Caitlin Ross – West Cape News
11 June 2009

Jubilant residents of Symphony Way in Delft sang and danced outside the Western Cape High Court yesterday (09/06/2009) in celebration of their successful application for a postponement of the hearing that will decide whether or not they will be evicted from their current home.

The residents, numbering about 100 and supported at the court by Anti-Eviction Campaign activists, were evicted from RDP houses in Delft on 17 February 2008, after a chaotic mix-up over whom the correct beneficiaries were.
The City of Cape Town is applying for an order that the residents vacate the pavement area alongside Symphony Way where they have been living since being evicted from the RDP houses and move to Temporary Location Areas.
This is the second time the hearing has been postponed. On 20 March the hearing was postponed to yesterday with instruction that the respondents file answering papers.

The 101 residents have thus far been represented by Ashraf Cassiem, chairperson of the Anti-Eviction Campaign.

Cassiem applied for postponement on the grounds that the group has not been able to find legal council “not on the City’s payroll”.

He begged acting judge Jake Moloi to grant a postponement of three weeks in order for them to obtain council and prepare their papers adequately.

Addressing Justice Moloi, Advocate Robert Stelzner, for the City of Cape Town, said Cassiem was a “seasoned campaigner” well versed in legal matters, and was using a stalling tactic.

He warned that the land currently available for the residents would not necessarily be available forever.

Stelzner said Cassiem wanted to delay the hearing in order to “avoid dealing with the merits of this matter”.

He said the matter was urgent and the respondents had already been given three times the normal period in which to file their opposing affidavit.

Justice Moloi said the task of the court had not been made easy in that the failure of the respondents to produce their papers meant the court had “no knowledge” of the grounds on which their application was based.

He said they had demonstrated no compliance and “defied the order of the court” and questioned the claim that they had not been able to find legal representation.

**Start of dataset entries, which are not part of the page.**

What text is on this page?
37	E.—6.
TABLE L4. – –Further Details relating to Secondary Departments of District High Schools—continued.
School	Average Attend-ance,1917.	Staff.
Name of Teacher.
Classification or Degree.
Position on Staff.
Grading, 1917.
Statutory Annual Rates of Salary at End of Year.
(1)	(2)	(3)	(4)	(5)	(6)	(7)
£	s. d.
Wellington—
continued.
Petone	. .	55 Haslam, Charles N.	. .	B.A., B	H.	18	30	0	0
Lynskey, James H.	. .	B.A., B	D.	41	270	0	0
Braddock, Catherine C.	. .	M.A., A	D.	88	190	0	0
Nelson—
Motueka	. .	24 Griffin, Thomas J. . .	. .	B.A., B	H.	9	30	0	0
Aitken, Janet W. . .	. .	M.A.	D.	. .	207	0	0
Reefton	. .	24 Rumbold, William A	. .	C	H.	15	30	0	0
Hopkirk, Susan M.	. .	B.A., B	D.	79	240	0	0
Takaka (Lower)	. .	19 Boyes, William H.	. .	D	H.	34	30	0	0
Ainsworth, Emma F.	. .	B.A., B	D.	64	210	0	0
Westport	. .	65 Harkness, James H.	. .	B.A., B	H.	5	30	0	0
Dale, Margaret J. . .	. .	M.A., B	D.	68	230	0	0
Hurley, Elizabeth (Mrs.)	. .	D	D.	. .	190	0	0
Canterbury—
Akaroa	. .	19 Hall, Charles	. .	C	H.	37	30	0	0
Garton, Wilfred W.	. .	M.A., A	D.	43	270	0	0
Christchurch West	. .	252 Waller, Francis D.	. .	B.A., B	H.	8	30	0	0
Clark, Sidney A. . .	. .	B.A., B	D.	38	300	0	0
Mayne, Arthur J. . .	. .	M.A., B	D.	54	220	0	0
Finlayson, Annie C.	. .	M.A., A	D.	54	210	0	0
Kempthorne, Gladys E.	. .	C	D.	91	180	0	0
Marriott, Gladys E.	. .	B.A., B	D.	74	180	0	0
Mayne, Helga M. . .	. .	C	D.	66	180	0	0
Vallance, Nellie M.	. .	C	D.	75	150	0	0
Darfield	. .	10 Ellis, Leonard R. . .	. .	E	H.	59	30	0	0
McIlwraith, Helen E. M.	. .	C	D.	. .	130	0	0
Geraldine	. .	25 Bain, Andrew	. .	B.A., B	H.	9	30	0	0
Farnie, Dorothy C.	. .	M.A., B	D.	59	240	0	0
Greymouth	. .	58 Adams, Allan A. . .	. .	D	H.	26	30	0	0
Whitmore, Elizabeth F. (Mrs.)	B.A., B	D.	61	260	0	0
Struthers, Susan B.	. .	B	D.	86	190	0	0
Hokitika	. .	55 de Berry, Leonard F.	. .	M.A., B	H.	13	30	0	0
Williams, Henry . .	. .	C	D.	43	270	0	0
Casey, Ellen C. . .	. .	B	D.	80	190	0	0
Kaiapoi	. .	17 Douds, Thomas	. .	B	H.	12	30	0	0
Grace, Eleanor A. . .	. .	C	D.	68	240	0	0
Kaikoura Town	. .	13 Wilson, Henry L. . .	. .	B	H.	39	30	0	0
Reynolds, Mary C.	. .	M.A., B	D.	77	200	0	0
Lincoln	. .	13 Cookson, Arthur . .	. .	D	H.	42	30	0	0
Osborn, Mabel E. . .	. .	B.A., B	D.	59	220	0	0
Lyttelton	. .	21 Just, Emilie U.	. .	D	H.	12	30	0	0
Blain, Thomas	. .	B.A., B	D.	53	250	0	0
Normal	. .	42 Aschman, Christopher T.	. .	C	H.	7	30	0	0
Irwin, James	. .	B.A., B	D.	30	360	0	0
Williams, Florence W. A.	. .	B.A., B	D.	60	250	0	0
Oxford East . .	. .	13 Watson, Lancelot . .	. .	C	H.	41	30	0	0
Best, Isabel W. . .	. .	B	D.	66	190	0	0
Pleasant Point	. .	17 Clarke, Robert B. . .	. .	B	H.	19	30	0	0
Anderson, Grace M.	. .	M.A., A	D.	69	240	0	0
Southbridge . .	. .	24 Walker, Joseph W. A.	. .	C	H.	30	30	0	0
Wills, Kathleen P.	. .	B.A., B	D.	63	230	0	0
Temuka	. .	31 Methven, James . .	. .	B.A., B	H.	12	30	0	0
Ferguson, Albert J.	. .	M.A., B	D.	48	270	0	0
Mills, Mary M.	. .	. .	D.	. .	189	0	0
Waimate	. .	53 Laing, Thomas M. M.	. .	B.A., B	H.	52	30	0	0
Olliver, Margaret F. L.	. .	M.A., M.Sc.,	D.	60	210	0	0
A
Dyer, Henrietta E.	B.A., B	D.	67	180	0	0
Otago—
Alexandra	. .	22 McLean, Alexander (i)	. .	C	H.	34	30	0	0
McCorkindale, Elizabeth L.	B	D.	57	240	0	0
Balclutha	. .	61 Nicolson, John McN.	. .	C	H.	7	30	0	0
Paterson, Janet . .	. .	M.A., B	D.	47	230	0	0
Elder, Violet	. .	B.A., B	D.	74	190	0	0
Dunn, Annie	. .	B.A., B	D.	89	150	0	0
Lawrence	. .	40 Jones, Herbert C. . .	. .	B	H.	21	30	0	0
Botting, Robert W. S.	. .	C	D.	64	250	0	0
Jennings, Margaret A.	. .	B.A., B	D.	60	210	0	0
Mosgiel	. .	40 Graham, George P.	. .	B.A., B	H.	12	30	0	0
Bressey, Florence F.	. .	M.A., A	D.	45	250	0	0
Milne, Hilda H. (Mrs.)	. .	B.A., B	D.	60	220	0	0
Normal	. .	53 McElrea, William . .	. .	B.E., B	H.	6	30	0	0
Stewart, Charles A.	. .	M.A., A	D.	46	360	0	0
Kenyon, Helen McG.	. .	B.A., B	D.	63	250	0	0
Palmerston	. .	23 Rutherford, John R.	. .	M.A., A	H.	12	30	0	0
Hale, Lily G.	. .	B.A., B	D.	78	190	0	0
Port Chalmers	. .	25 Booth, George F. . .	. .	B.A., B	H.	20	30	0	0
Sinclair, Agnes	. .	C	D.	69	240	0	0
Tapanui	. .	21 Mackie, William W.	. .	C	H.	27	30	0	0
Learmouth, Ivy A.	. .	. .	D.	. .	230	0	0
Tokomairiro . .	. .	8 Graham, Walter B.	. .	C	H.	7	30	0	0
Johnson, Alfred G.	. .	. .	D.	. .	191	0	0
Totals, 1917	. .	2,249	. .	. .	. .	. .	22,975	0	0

He was obliged, however, to “reluctantly” grant the request for postponement with reference to the rights enshrined in Section 34 of the Constitution, which allows everyone a right to legal representation.

Moloi then postponed the hearing to 3 September, but stressed that this would be the final date.

Upon hearing the news, about 50 of the respondents in the public gallery erupted into song and applause.

But although the residents were pleased they had won their application, some who had hoped for some kind of resolution showed disappointment at having to return to a shack.

Elizabeth Rees, who said she gave birth to a son last year in her “hokkie” pavement dwelling, said she was sick and tired of waiting and that her children were suffering and being made fun of at school.